Why Bernie identifies as a Democrat is due to the structural dominance of the two major parties in US politics. There have been individuals that have run for office as candidates of other parties (such as the Liberatrian Party and the Green Party), but most observers don't give them much chance at being elected to the Office of the President. Politicians from third parties have had some success at being elected to Congress, but notably not so much in the modern era. Because of this, Bernie most likely came to the conclusion that if he wants a chance to actually win, he should affiliate with one of the two major parties. Between them the Democrats align more closely to his own views and positions.
The rest of your question isn't quite right, not everyone calls him a socialist. Those who do are generally trying to define him as one in the hopes that those who are afraid of that label would react negatively. You are right that he considers himself to be a "democratic socialist", but their organization and membership are low and they are not well known outside of their own circles, so running for President underneath their banner probably would not help him actually win.

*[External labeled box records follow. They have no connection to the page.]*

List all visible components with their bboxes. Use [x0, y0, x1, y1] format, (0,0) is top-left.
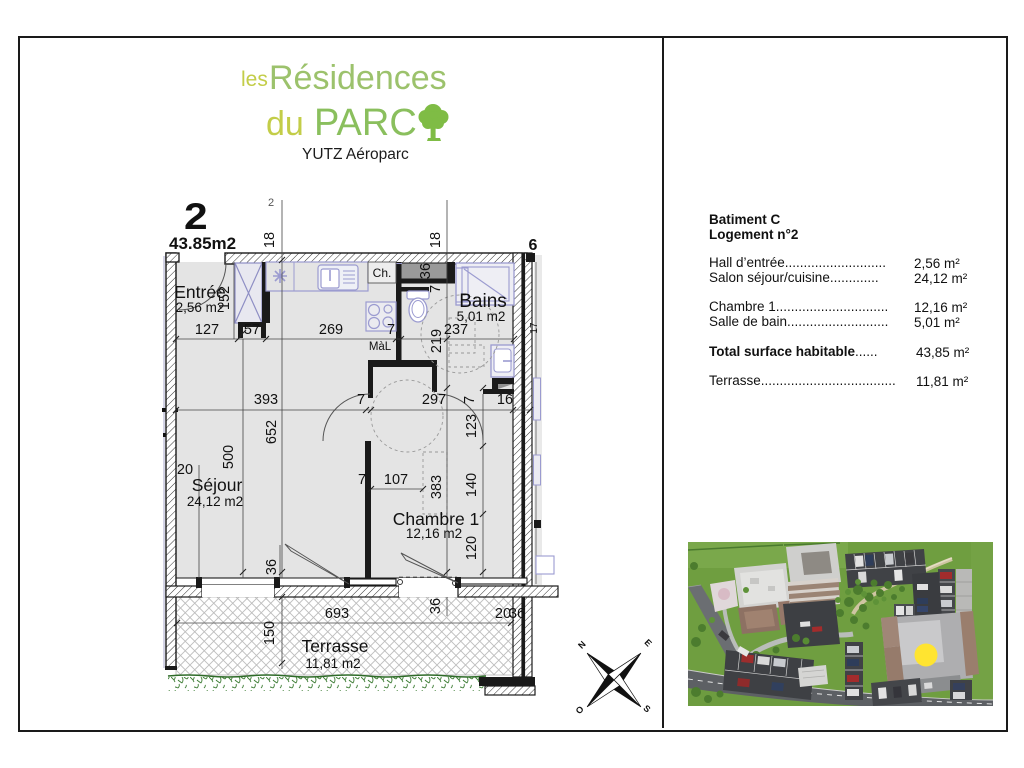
- svg-text:6: 6: [529, 237, 538, 254]
- svg-text:693: 693: [325, 606, 349, 622]
- svg-text:E: E: [642, 637, 653, 648]
- svg-text:MàL: MàL: [369, 341, 392, 353]
- svg-text:219: 219: [429, 329, 445, 353]
- svg-text:36: 36: [264, 559, 280, 575]
- svg-text:393: 393: [254, 392, 278, 408]
- svg-text:5,01 m2: 5,01 m2: [457, 309, 506, 324]
- svg-text:120: 120: [464, 536, 480, 560]
- svg-text:20: 20: [177, 462, 193, 478]
- svg-text:2,56 m2: 2,56 m2: [176, 300, 225, 315]
- svg-text:11,81 m2: 11,81 m2: [305, 656, 360, 671]
- svg-text:140: 140: [464, 473, 480, 497]
- svg-text:36: 36: [428, 598, 444, 614]
- svg-text:7: 7: [358, 472, 366, 488]
- svg-text:18: 18: [262, 232, 278, 248]
- svg-text:Séjour: Séjour: [192, 475, 243, 495]
- svg-text:297: 297: [422, 392, 446, 408]
- svg-text:S: S: [641, 703, 652, 715]
- svg-text:383: 383: [429, 475, 445, 499]
- svg-text:24,12 m2: 24,12 m2: [187, 494, 243, 509]
- svg-text:7: 7: [387, 322, 395, 338]
- svg-text:500: 500: [221, 445, 237, 469]
- svg-text:18: 18: [428, 232, 444, 248]
- svg-text:269: 269: [319, 322, 343, 338]
- svg-text:123: 123: [464, 414, 480, 438]
- svg-text:7: 7: [357, 392, 365, 408]
- svg-text:107: 107: [384, 472, 408, 488]
- svg-text:652: 652: [264, 420, 280, 444]
- svg-text:7: 7: [428, 285, 444, 293]
- svg-text:150: 150: [262, 621, 278, 645]
- svg-text:17: 17: [529, 322, 540, 334]
- svg-text:Entrée: Entrée: [174, 282, 226, 302]
- svg-text:7: 7: [462, 396, 478, 404]
- svg-text:N: N: [576, 639, 588, 651]
- svg-text:12,16 m2: 12,16 m2: [406, 526, 462, 541]
- svg-text:36: 36: [509, 606, 525, 622]
- svg-text:Terrasse: Terrasse: [301, 636, 368, 656]
- svg-text:O: O: [574, 704, 586, 716]
- svg-text:2: 2: [268, 197, 274, 209]
- svg-text:237: 237: [444, 322, 468, 338]
- svg-text:36: 36: [418, 263, 434, 279]
- svg-text:Ch.: Ch.: [373, 266, 392, 280]
- svg-text:127: 127: [195, 322, 219, 338]
- svg-text:16: 16: [497, 392, 513, 408]
- svg-text:57: 57: [244, 322, 260, 338]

Bernie Sanders is actually just loosely associated with the Democratic Party. He officially holds his seat as a Senator as an independent.
However, during the current and previous Presidential pre-elections, he sought the nomination of the Democratic party. He can do that without actually being a member of the party. Everyone who is eligible to be elected President can apply.
The reason why he choose to do that with the Democrats and not as an independent candidate or as a candidate of a minor party which more aligns with his political ideas is because there was no Presidential election in recent history where a candidate who wasn't nominated by the two main parties got even close to winning just a single state. A presidential candidate who isn't nominated by either the Republican Party or the Democratic Party has no realistic chance to get elected. So if he seriously wants to get elected President, he needs to get the nomination of either the Republican party or the Democratic party. It appears that of those two options, the Democrats are still his preferred choice.
And then there is another problem: vote splitting.
If he would actually run for a different party and try to turn the two-party race for Presidency into a three-party race, he would likely hurt his political ideas because he would split the progressive vote.
Sanders is so far away from conservativism, that he has no chance to realistically steal votes from the Republican candidate. The voters he could realistically convince to vote for him are those people who would otherwise vote whoever the Democratic Party nominates. So there is a good chance that Sanders and the Democratic candidate have more electoral votes than the Republican candidate combined, but less votes individually. So the Republican candidate would win, even though the majority of the country would prefer someone else. Sanders likely believes that if he can not be President, he would rather prefer a Democrat in the white house than a Republican.
He's asking registered Democrats to vote for him in the Democrat Primary(ies), with the view to the broad Democrat party apparatus backing him in the election.
I.e. he wants to be the Democrat candidate, not the Social Democrat candidate, not the Socialist candidate, not an Independent candidate.